In one of the boldest moves for a brand ever, the gaming platform played by 250 million people around the world, vanished from people’s screens.
As part of Fortnite’s Season 10 live event, called “The End,” the entire Battle Royale Island was sucked into a black hole, with every Fortnite social media channel deleting all of its content save for a live stream of the aforementioned black hole.
Gamers watched helplessly as the universe seemingly came to an end. Distraught fans trying to sign in were presented with a blank screen.
Even the brands Twitter feed was stripped of all content, save a black hole image.
Year on year, Fortnite’s average players were down 37%, so it’s clear that the frenzy was dying down, and rival games like Apex Legends and PUBG growing in popularity.
The stunt paid off, with the hashtag #FortniteBlackHole spending more than 3 days trending across all social media platforms.

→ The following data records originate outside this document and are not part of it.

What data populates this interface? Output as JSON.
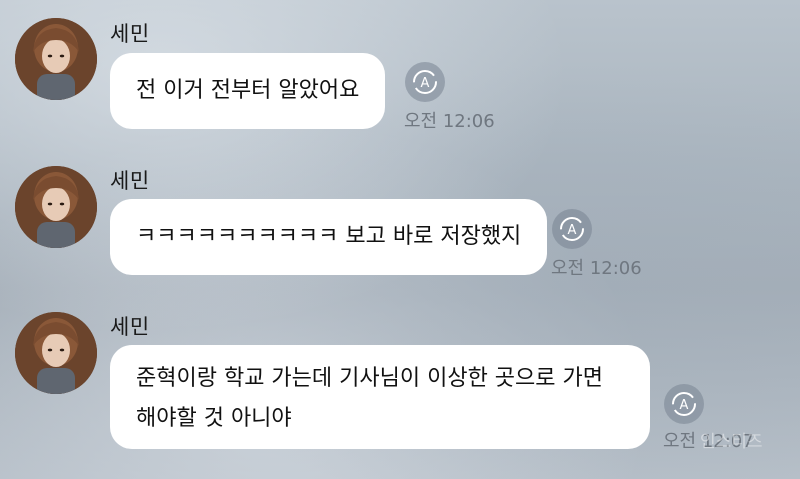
{
  "messages": [
    {
      "sender": "세민",
      "lines": [
        "전 이거 전부터 알았어요"
      ],
      "time": "오전 12:06"
    },
    {
      "sender": "세민",
      "lines": [
        "ㅋㅋㅋㅋㅋㅋㅋㅋㅋㅋ 보고 바로 저장했지"
      ],
      "time": "오전 12:06"
    },
    {
      "sender": "세민",
      "lines": [
        "준혁이랑 학교 가는데 기사님이 이상한 곳으로 가면",
        "해야할 것 아니야"
      ],
      "time": "오전 12:07"
    }
  ],
  "translate_icon": "auto-translate-icon",
  "watermark": "인스티즈",
  "colors": {
    "bubble": "#ffffff",
    "time_text": "#6f7780",
    "icon_bg": "#7884919c"
  }
}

The livestream of the black hole started broadcasting random numbers with the e-sports world trying to decode what they mean, creating further conversation and interaction around the video game outage.
The aftermath was huge and put Fortnite Chapter 2 back on the map (so to speak), just as people were beginning to stop talking about it.
Epic weren’t just tweaking the level this time. They were launching a whole new map. One that required a complete overhaul of their underlying server infrastructure to support new features, and get optimised for even more growth.
But rather than warn players, ask them for patience, or even tell them how long things were going to take, the biggest game in the world stared down its audience and said exactly nothing for almost two days.
Fortunately for the fans, only its current iteration was subsumed. Epic Games, later released the trailer for Chapter 2 (season 11), watched by 40 million people.